Hoje de manhã um capitão apresentou a denúncia de que este homem, que foi designado seu ordenança e dorme diante da sua porta, dormiu durante o serviço.Na realidade ele tem o dever de se levantar a cada hora que soa e bater continência diante da porta do capitão. Dever nada difícil, mas necessário, pois ele precisa ficar desperto tanto para vigiar como para servir. Na noite de ontem o capitão quis verificar se o ordenança cumpria o seu dever. Abriu a porta às duas horas e o encontrou dormindo [...]. Pegou o chicote de montaria e vergastou-o no rosto. [...]. São estes os fatos. Faz uma hora o capitão se dirigiu a mim, tomei nota das suas declarações e em seguida lavrei a sentença. (KAFKA, 1986, págs. 41 e 42).

O indivíduo é condenado por um fato que não ocorreu. No caso da obra seu dever era vigiar e servir quando fosse necessário. Porém, ainda que nada tenha acontecido e sendo desnecessários seus serviços naquele momento a sentença se fez oportuna, por sua conduta configurar uma ameaça à soberania do seu superior (Estado) e trazer, em potencial, uma probabilidade de dano advindo desse comportamento.

Tem-se uma nesse trecho uma típica característica da teoria de Jakobs a qual traz na potencialidade do dano um motivo de condenação para reprimir antes que o mal aconteça, estabelecendo o poder e a ordem das normas.

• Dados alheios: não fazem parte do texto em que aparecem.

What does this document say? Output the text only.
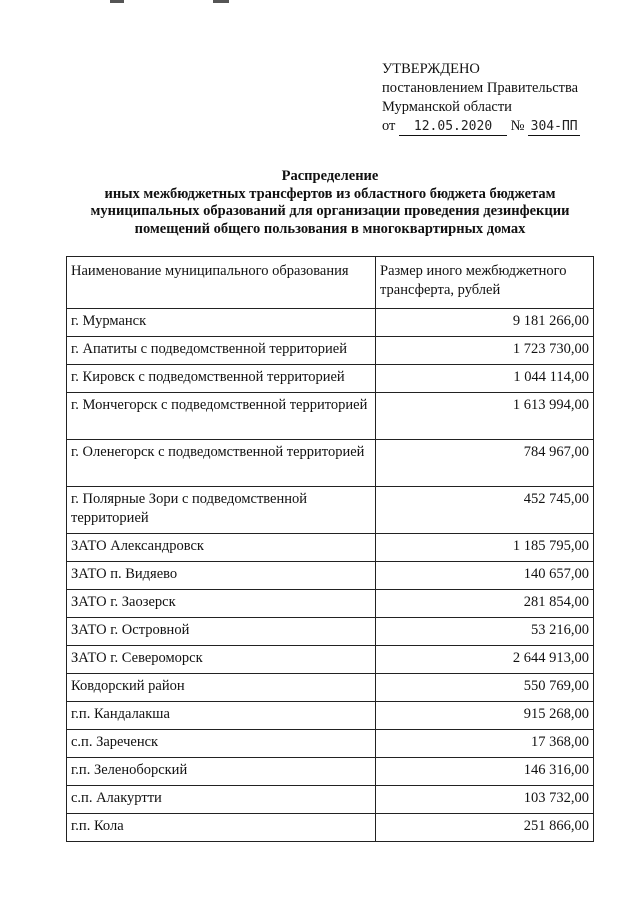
УТВЕРЖДЕНО
постановлением Правительства
Мурманской области
от 12.05.2020 № 304-ПП
Распределение
иных межбюджетных трансфертов из областного бюджета бюджетам
муниципальных образований для организации проведения дезинфекции
помещений общего пользования в многоквартирных домах
Наименование муниципального образования	Размер иного межбюджетного трансферта, рублей
г. Мурманск	9 181 266,00
г. Апатиты с подведомственной территорией	1 723 730,00
г. Кировск с подведомственной территорией	1 044 114,00
г. Мончегорск с подведомственной территорией	1 613 994,00
г. Оленегорск с подведомственной территорией	784 967,00
г. Полярные Зори с подведомственной территорией	452 745,00
ЗАТО Александровск	1 185 795,00
ЗАТО п. Видяево	140 657,00
ЗАТО г. Заозерск	281 854,00
ЗАТО г. Островной	53 216,00
ЗАТО г. Североморск	2 644 913,00
Ковдорский район	550 769,00
г.п. Кандалакша	915 268,00
с.п. Зареченск	17 368,00
г.п. Зеленоборский	146 316,00
с.п. Алакуртти	103 732,00
г.п. Кола	251 866,00
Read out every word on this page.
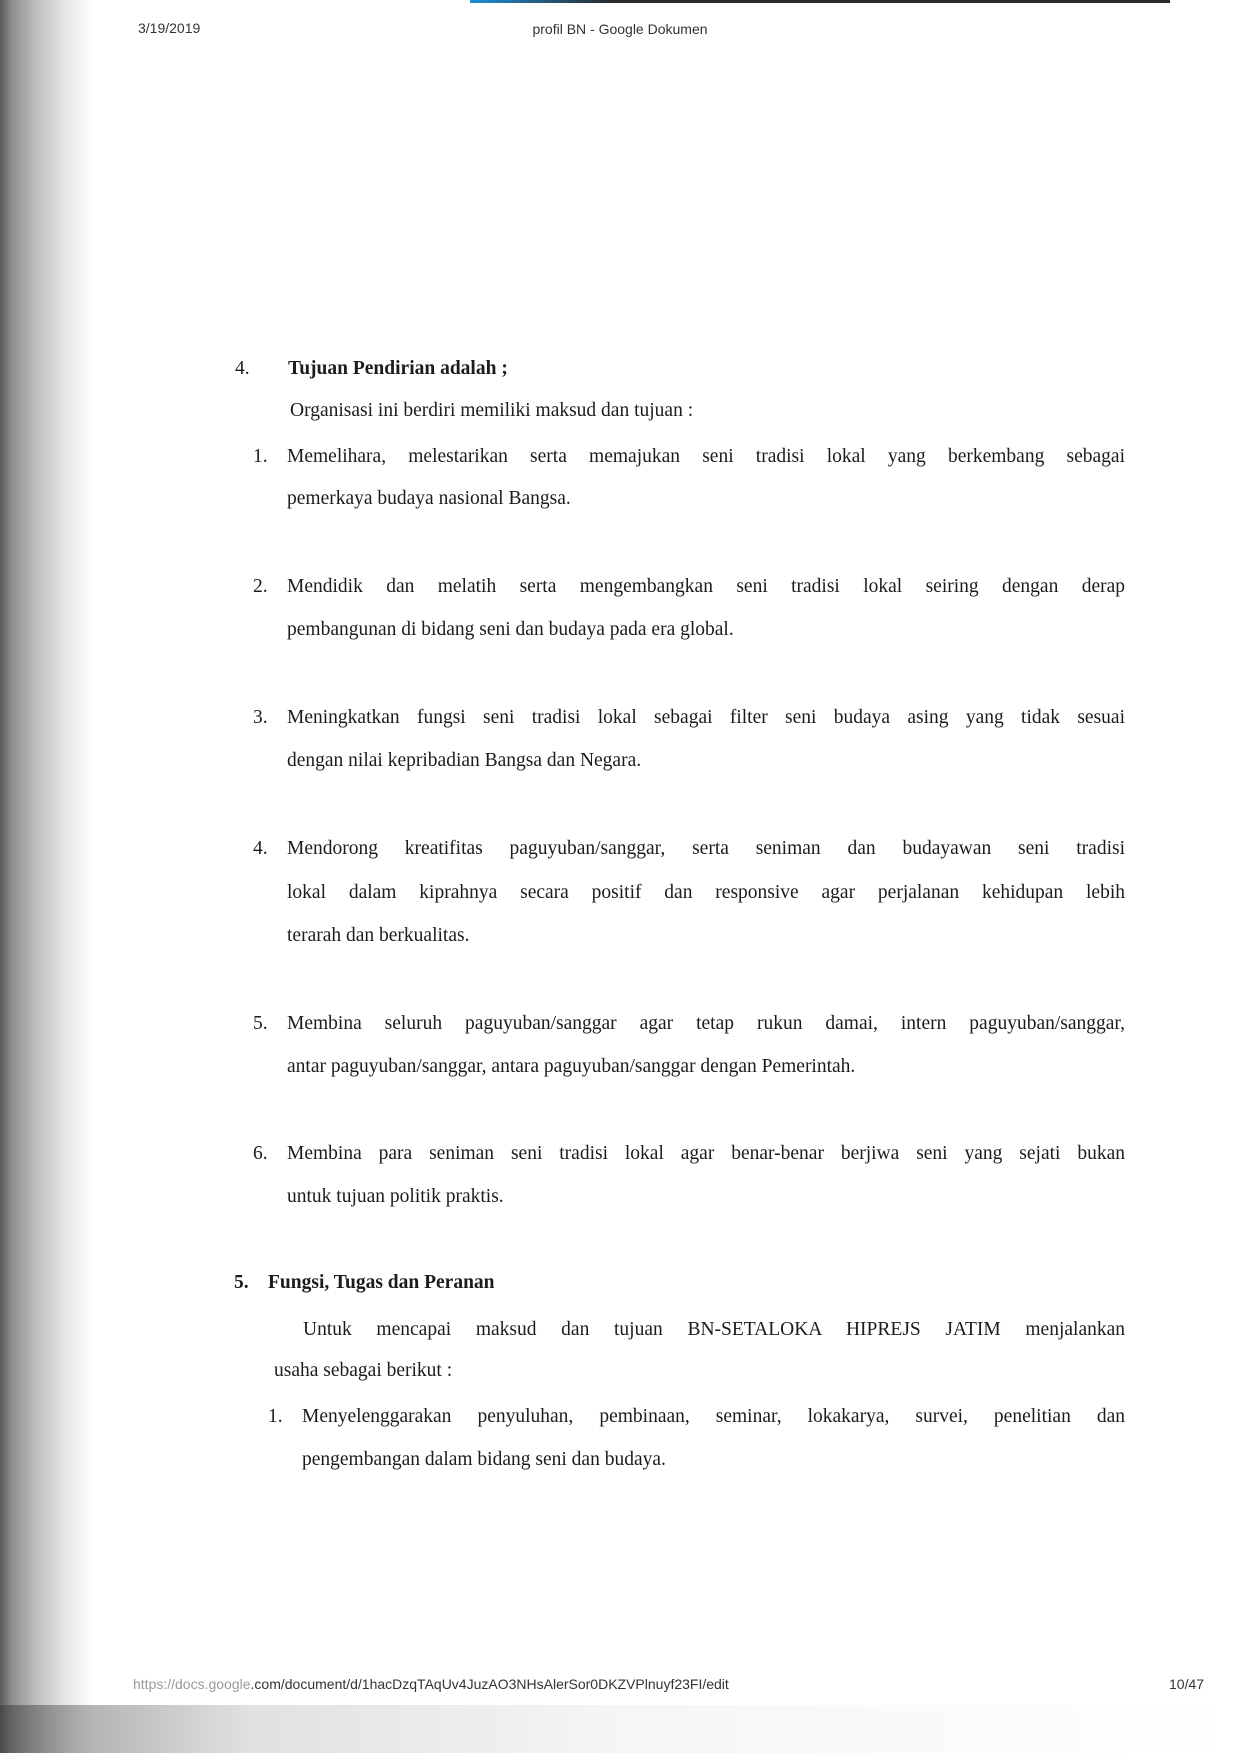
3/19/2019	profil BN - Google Dokumen
4. Tujuan Pendirian adalah ;
Organisasi ini berdiri memiliki maksud dan tujuan :
1. Memelihara, melestarikan serta memajukan seni tradisi lokal yang berkembang sebagai
pemerkaya budaya nasional Bangsa.
2. Mendidik dan melatih serta mengembangkan seni tradisi lokal seiring dengan derap
pembangunan di bidang seni dan budaya pada era global.
3. Meningkatkan fungsi seni tradisi lokal sebagai filter seni budaya asing yang tidak sesuai
dengan nilai kepribadian Bangsa dan Negara.
4. Mendorong kreatifitas paguyuban/sanggar, serta seniman dan budayawan seni tradisi
lokal dalam kiprahnya secara positif dan responsive agar perjalanan kehidupan lebih
terarah dan berkualitas.
5. Membina seluruh paguyuban/sanggar agar tetap rukun damai, intern paguyuban/sanggar,
antar paguyuban/sanggar, antara paguyuban/sanggar dengan Pemerintah.
6. Membina para seniman seni tradisi lokal agar benar-benar berjiwa seni yang sejati bukan
untuk tujuan politik praktis.
5. Fungsi, Tugas dan Peranan
Untuk mencapai maksud dan tujuan BN-SETALOKA HIPREJS JATIM menjalankan
usaha sebagai berikut :
1. Menyelenggarakan penyuluhan, pembinaan, seminar, lokakarya, survei, penelitian dan
pengembangan dalam bidang seni dan budaya.
https://docs.google.com/document/d/1hacDzqTAqUv4JuzAO3NHsAlerSor0DKZVPlnuyf23FI/edit	10/47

Güther Jakobs afirmava que o Direito Penal deveria deixar de ser uma reação da sociedade ao fato criminoso realizado por um de seus membros, para tornar-se uma reação contra um inimigo desta, contra aquele julgado como uma ameaça à ordem vigente e em consequência à sociedade devendo retê-lo quando de sua conduta restar provado uma afronta aos regulamentos (JAKOBS, 2009).

Com efeito, o sentimento de impotência, insegurança e medo, atualmente vivenciado e repetidamente ratificado nos meios de comunicação de massa, fez surgir  outro sentimento, o de repressão máxima aos inimigos da ordem com o intuito de diminuir a criminalidade e consequentemente proporcionar segurança à nação frente aos novos crimes cometidos. Dessa forma, voltou-se a reavaliar a possibilidade de aplicação da Teoria em análise.

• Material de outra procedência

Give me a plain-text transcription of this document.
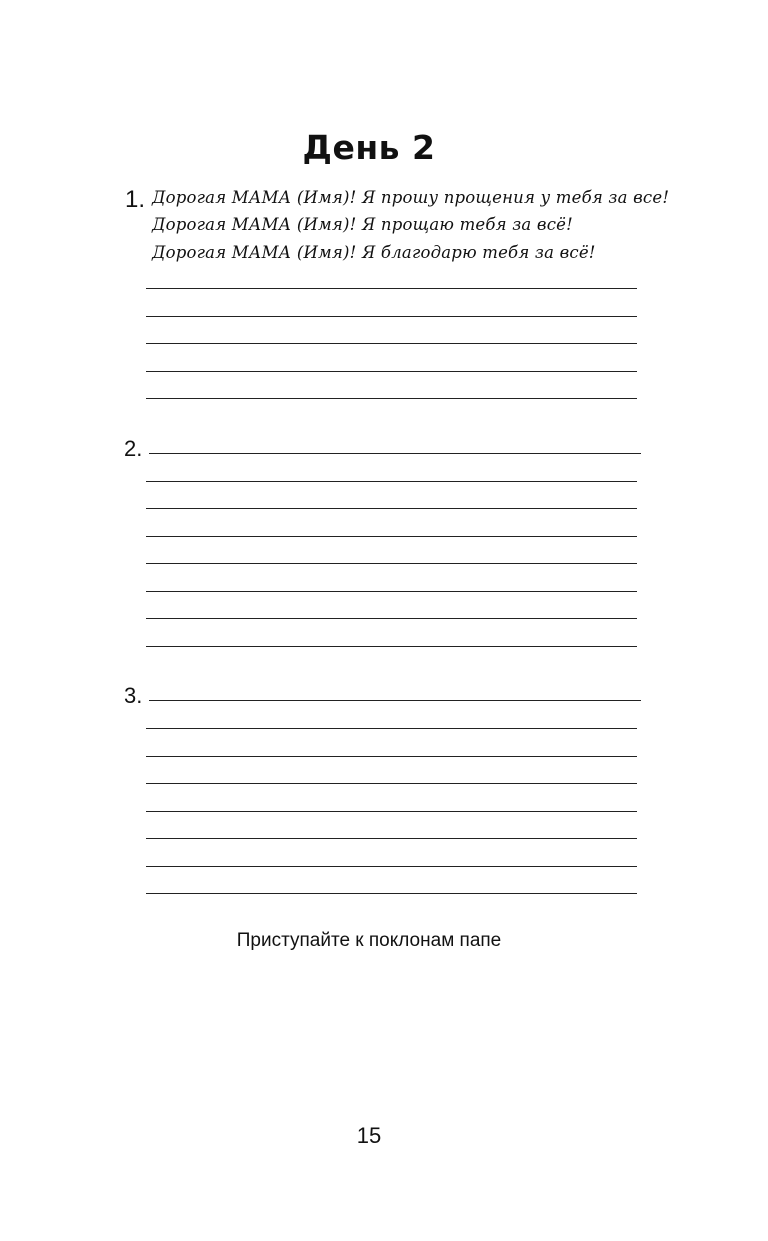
День 2
1. Дорогая МАМА (Имя)! Я прошу прощения у тебя за все!
Дорогая МАМА (Имя)! Я прощаю тебя за всё!
Дорогая МАМА (Имя)! Я благодарю тебя за всё!
2.
3.
Приступайте к поклонам папе
15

Em resumo as principais características do direito voltado ao inimigo são: antecipação da punibilidade, ou seja, sanção pelo fato que iria ser produzido; dupla legislação penal e relativização ou supressão de determinadas garantias processuais.

2.2 Direito Penal do Cidadão X Direito Penal do Inimigo

A teoria apresenta uma divisão dos infratores de acordo com os crimes cometidos e com o perigo que esses sujeitos representam para a sociedade, caso não sejam neutralizados. O intuito desse ramo do Direito Penal é combater os indivíduos considerados de alta periculosidade e que representam uma ameaça a vida social. Para isso dividiu o Direito Penal em Direito Penal do Cidadão e Direito Penal do Inimigo.

Consoante o referido doutrinador o inimigo seria aquele que por livre iniciativa adota o crime como um “estilo de vida”, abandonando o status de cidadão e se tornando alguém que tem como desafeto o Estado. Estes não oferecem uma confirmação cognitiva mínima, ou seja, em seu comportamento social a periculosidade se mostra presente bem como o caráter não incidental da intenção lesiva às normas impostas.

Esse não pode ser considerado pessoa porque, segundo essa teoria, seu conceito tem um viés normativo. Ser pessoa não é inerente a todo e qualquer indivíduo, mas depende do grau de satisfação das expectativas normativas que ele é capaz de oferecer. O inimigo, portanto, seria incapaz de prestar o mínimo de expectativas normativas (de garantia da vigência da norma), pois ele não só refuta a legitimidade do ordenamento jurídico, como busca a sua destruição.

Criminoso que comete infrações penais perigosas como os delitos econômicos, terroristas, sexuais, crimes organizados dentre outras enquadram-se nesse perfil (JAKOBS e MÉLIA, 2009).  A eles faz-se necessário o acionamento de mecanismos mais rigorosos e repressivos, não somente contra fatos passados (o delito praticado), mas também contra fatos futuros (a potencialidade criminosa e a probabilidade de continuar delinquindo).

Cumpre ressaltar, que a figura do inimigo, existiu durante toda a história da sociedade. Como exemplos têm: a santa inquisição; o nazismo; o regime autoritário de Mussolini; as ditaduras na América do Sul; o atentado de 11 de setembro de 2001 em Nova York e Washington; o assassinato do brasileiro Jean Charles de Meneses no metro em Londres entre outros.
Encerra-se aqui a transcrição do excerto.